Han pasado dos días desde que la familia de Yulia se mudó a este pequeño centro de refugiados. El 12 de junio, ella y su familia aprovecharon las inundaciones provocadas por la destrucción de la represa Kakhovka, ubicada aguas arriba del río Dniéper, para escapar del pequeño pueblo de Olechky, al otro lado de la orilla, ocupado por las tropas rusas. desde el comienzo de la guerra. Los voluntarios ucranianos que zarparon de Kherson los recogieron a lo largo de la orilla para cruzar el río bajo el fuego ruso.
“Localidades completamente inundadas”
Después de la demolición de la presa el 6 de junio, los civiles que vivían en los territorios ocupados se vieron obligados a valerse por sí mismos.
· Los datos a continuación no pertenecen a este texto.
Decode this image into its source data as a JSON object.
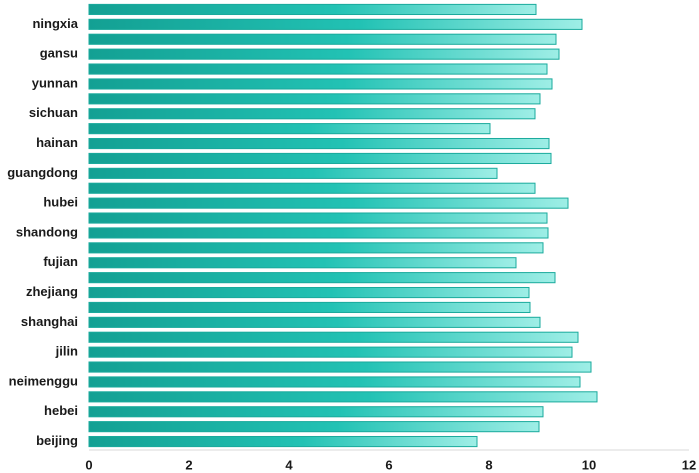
{
  "chart_data": {
    "type": "barh",
    "categories": [
      null,
      "ningxia",
      null,
      "gansu",
      null,
      "yunnan",
      null,
      "sichuan",
      null,
      "hainan",
      null,
      "guangdong",
      null,
      "hubei",
      null,
      "shandong",
      null,
      "fujian",
      null,
      "zhejiang",
      null,
      "shanghai",
      null,
      "jilin",
      null,
      "neimenggu",
      null,
      "hebei",
      null,
      "beijing"
    ],
    "values": [
      8.94,
      9.86,
      9.34,
      9.4,
      9.16,
      9.26,
      9.02,
      8.92,
      8.02,
      9.2,
      9.24,
      8.16,
      8.92,
      9.58,
      9.16,
      9.18,
      9.08,
      8.54,
      9.32,
      8.8,
      8.82,
      9.02,
      9.78,
      9.66,
      10.04,
      9.82,
      10.16,
      9.08,
      9.0,
      7.76
    ],
    "color": "#1aaa9c",
    "xlim": [
      0,
      12
    ],
    "xticks": [
      0,
      2,
      4,
      6,
      8,
      10,
      12
    ],
    "grid": false
  }
}
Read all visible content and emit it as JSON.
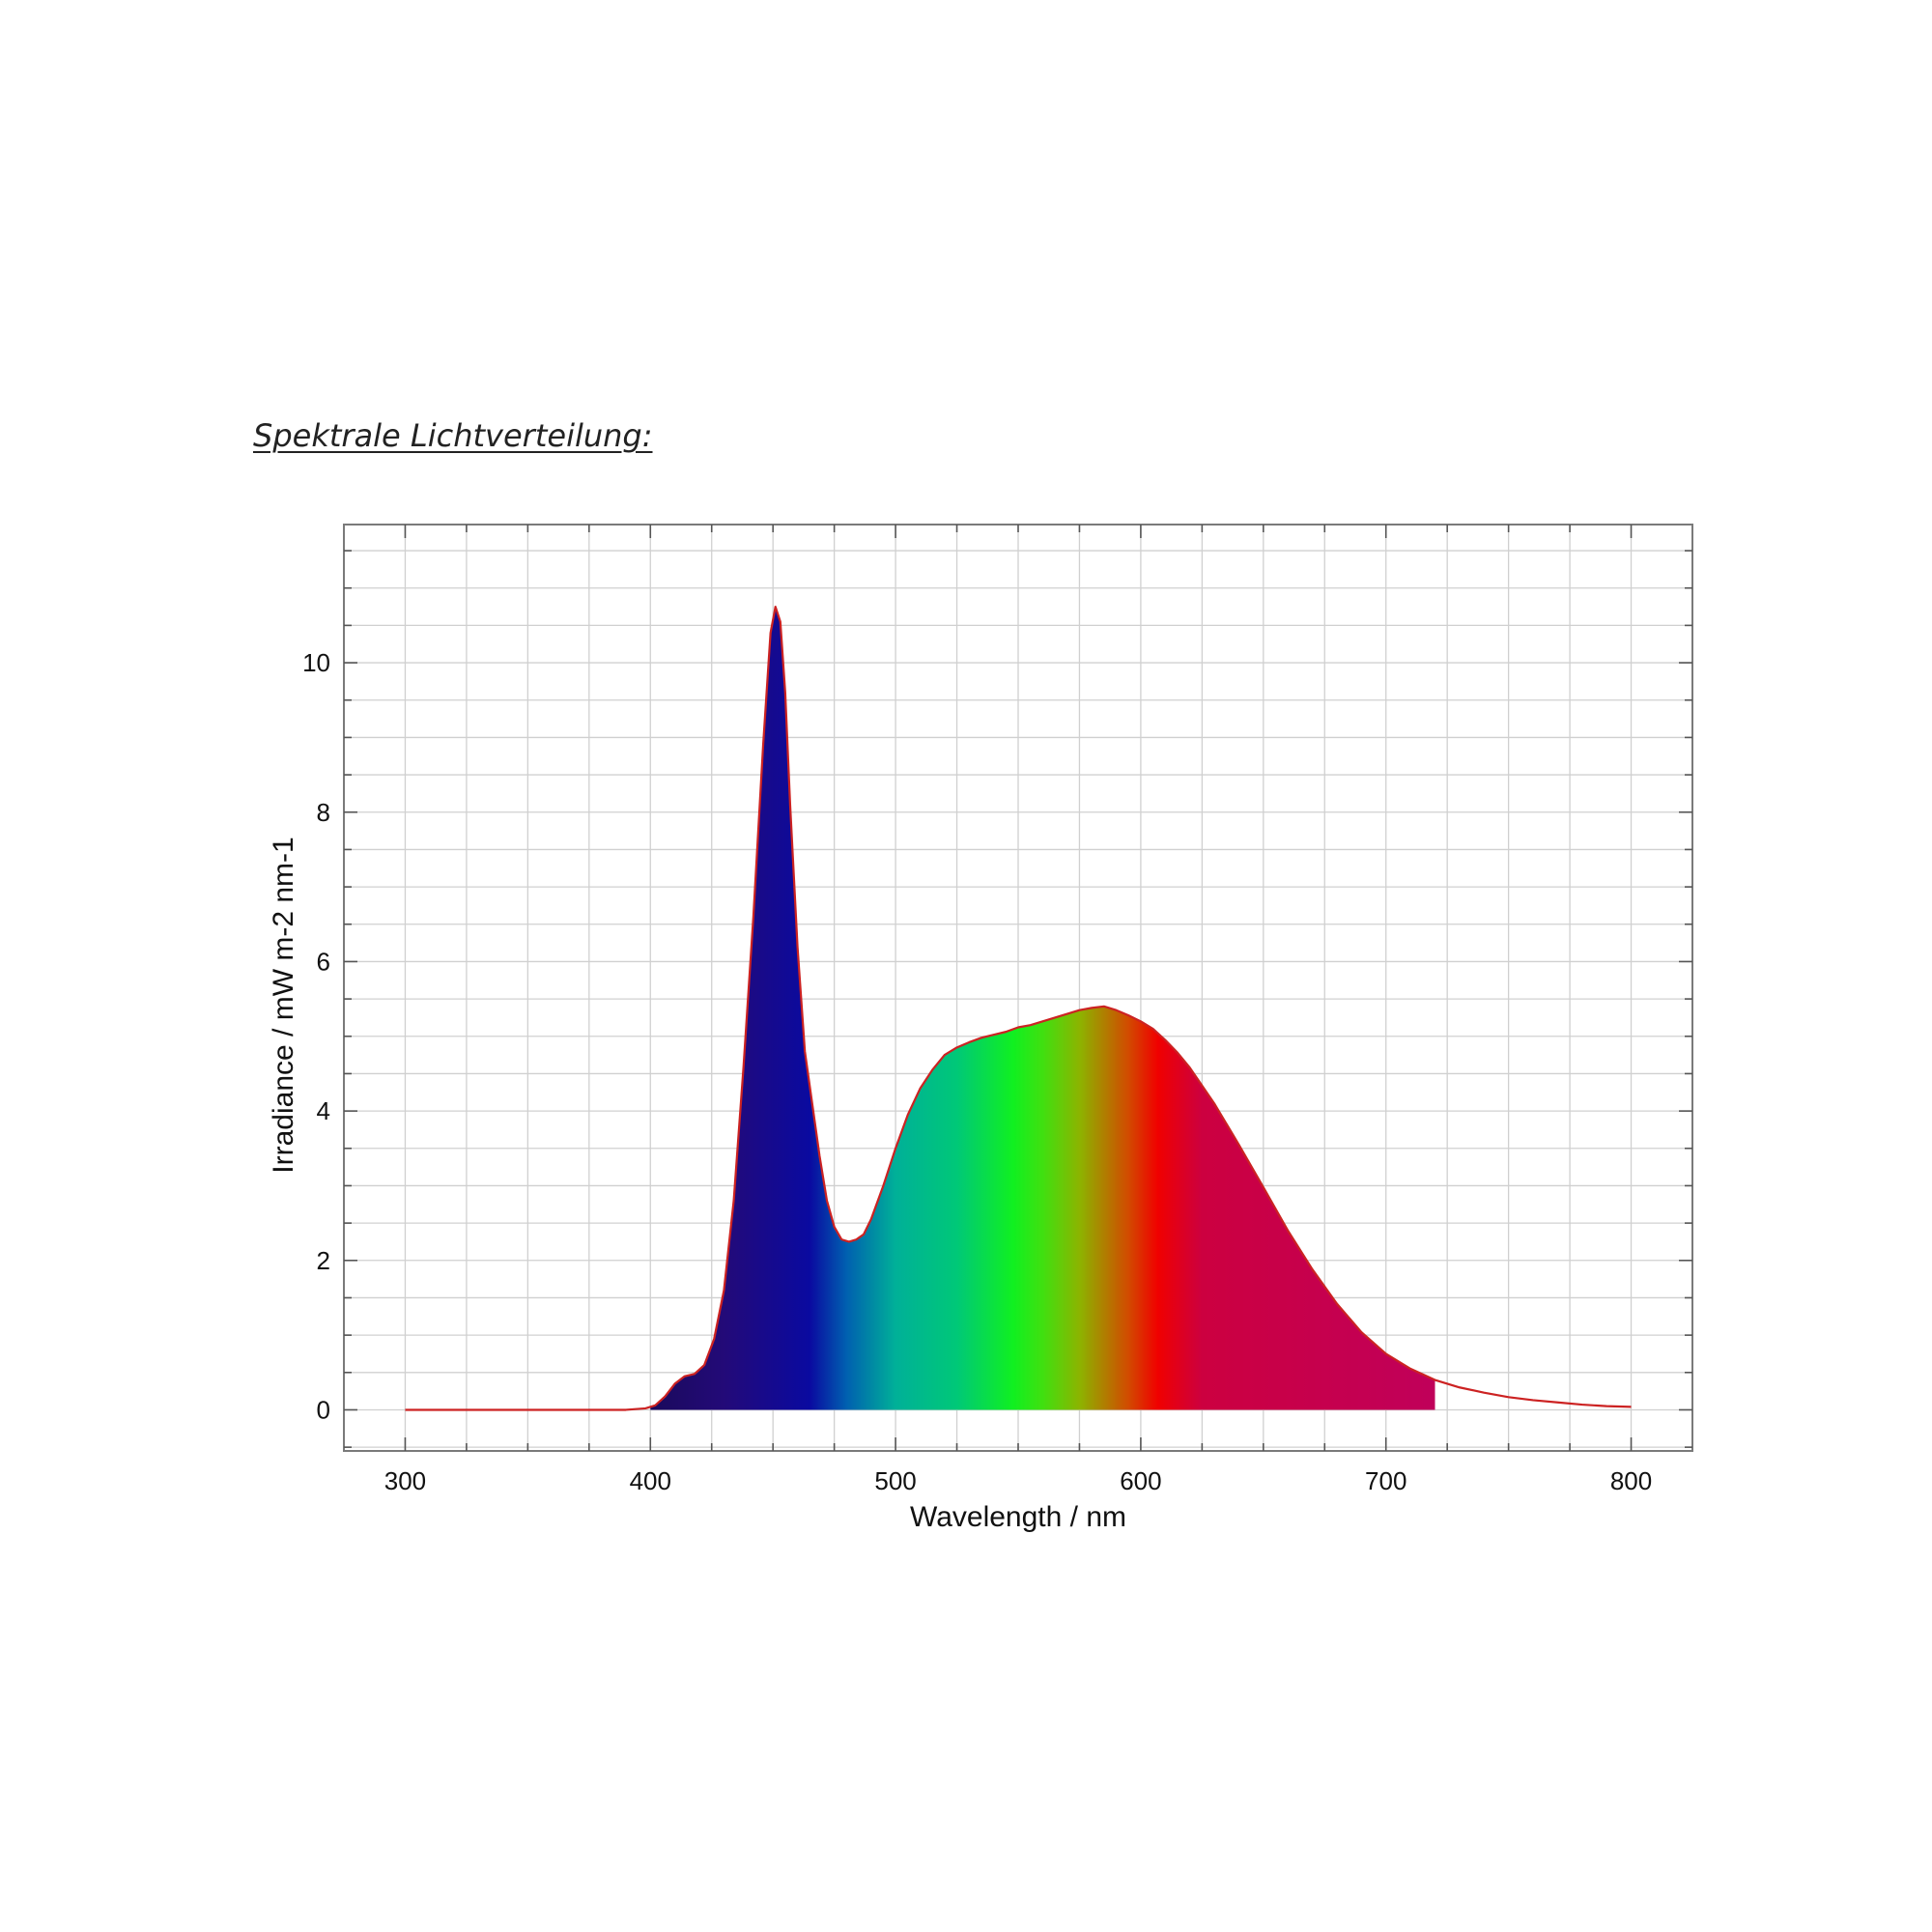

Numerosos videos tomados por drones ucranianos mostraban a los residentes siendo rescatados de sus techos en medio de calles inundadas. “Los rusos no estaban preparados para la situación”, asegura Serhiy, un empresario del pequeño pueblo de Olechky contactado por teléfono que mantiene contacto regular con sus familiares que quedaron atrás. “Especialmente en Olechky, Hola Prystan o Krynki, las tres localidades principales que quedaron completamente inundadas. »
Diez días después del inicio de las inundaciones, los rusos parecen haberse organizado. En Hola Prystan, por ejemplo, Serhiy dice que las autoridades impusieron una “Evacuación 100% obligatoria” y que los civiles luego pasarán “campos de filtración”. Del lado de Olechky, 25.000 habitantes de antes de la guerra, parte de la población permaneció en el lugar a pesar de las dificultades para encontrar agua potable y la ausencia de electricidad y gas en ciertos distritos. Además, según Serhiy, las fuerzas rusas ya han retomado sus posiciones inundadas tras la explosión de la presa, a lo largo de la orilla.